Los responsables de innovación en las compañías (gerente, jefe de innovación o bien otro líder) en conjunto con el Comité de Innovación (Alta Gerencia) deben estar en forma constante y dinámica tomando decisiones y acciones sobre el portafolio: evaluando, seleccionando y priorizando nuevos proyectos; acelerando, “matando” o cambiando prioridades en proyectos en curso; asignando nuevos recursos según lo necesite cada proyecto (ej.: prototipos, pilotos, actividades con potenciales clientes, entre otros).

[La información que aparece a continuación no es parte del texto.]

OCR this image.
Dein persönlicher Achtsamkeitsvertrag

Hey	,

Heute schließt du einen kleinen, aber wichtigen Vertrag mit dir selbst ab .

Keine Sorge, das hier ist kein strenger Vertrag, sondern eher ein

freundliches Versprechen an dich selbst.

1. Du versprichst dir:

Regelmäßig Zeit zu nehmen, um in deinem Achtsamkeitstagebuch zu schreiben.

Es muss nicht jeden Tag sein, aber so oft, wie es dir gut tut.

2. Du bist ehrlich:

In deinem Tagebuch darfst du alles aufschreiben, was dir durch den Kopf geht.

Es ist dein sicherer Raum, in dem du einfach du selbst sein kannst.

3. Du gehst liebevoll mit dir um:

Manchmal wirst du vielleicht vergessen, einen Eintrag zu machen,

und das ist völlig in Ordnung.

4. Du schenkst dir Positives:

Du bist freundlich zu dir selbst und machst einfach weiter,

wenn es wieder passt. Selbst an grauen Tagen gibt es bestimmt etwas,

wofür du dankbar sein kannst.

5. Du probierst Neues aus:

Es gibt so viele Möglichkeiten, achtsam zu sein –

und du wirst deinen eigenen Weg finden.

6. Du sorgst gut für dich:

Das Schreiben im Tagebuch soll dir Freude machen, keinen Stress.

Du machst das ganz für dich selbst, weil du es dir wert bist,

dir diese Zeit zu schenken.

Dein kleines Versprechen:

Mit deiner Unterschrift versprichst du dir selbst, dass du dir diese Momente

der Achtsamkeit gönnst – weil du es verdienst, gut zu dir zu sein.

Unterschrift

Hoy, existe una variedad de buenas prácticas sobre la gestión del portafolio de innovación en empresas. Acá, son clave cinco conceptos:

  1. Definir criterios de filtro claros para que un proyecto sea considerado como innovación, con el fin de alinear y orientar a la organización a la búsqueda sistemática de dicha tipología de proyectos.
  2. Medir el valor del impacto del portafolio de innovación a través de un único indicador que sea relevante a nivel gerencial y del directorio de la compañía. Por ejemplo, midiendo en términos del aporte de la innovación al EBITDA de la compañía.
  3. Definir un “governance” o estructura corporativa con responsables que sistemáticamente monitoree los avances del portafolio y tome decisiones y acciones que maximicen su valor (medido a través del indicador definido)
  4. Evaluar todas las iniciativas del portafolio a nivel de impacto (ej. económico, social o ambiental) y su complejidad (ej. monto de inversiones, tiempo de desarrollo, existencia de capacidades para el desarrollo de la solución) para, desde ahí, tomar la decisión de cuáles proyectos continúan.
  5. Contar con proyectos “quick wins”, que pueden no tener un nivel de impacto tan relevante en el negocio, pero que sí pueden implementarse de forma rápida para obtener resultados en el corto plazo. Estos proyectos son los que pueden generar la credibilidad y apoyo necesario para desarrollar aquellos otros que son de más largo aliento.

En resumen, la innovación en las organizaciones es fuente de resultados sistemáticos que permiten la sostenibilidad del negocio, especialmente en los tiempos que corren. Es por ello, que la gestión de la innovación se ha convertido en una disciplina clave para las organizaciones que desean moverse en esa dirección.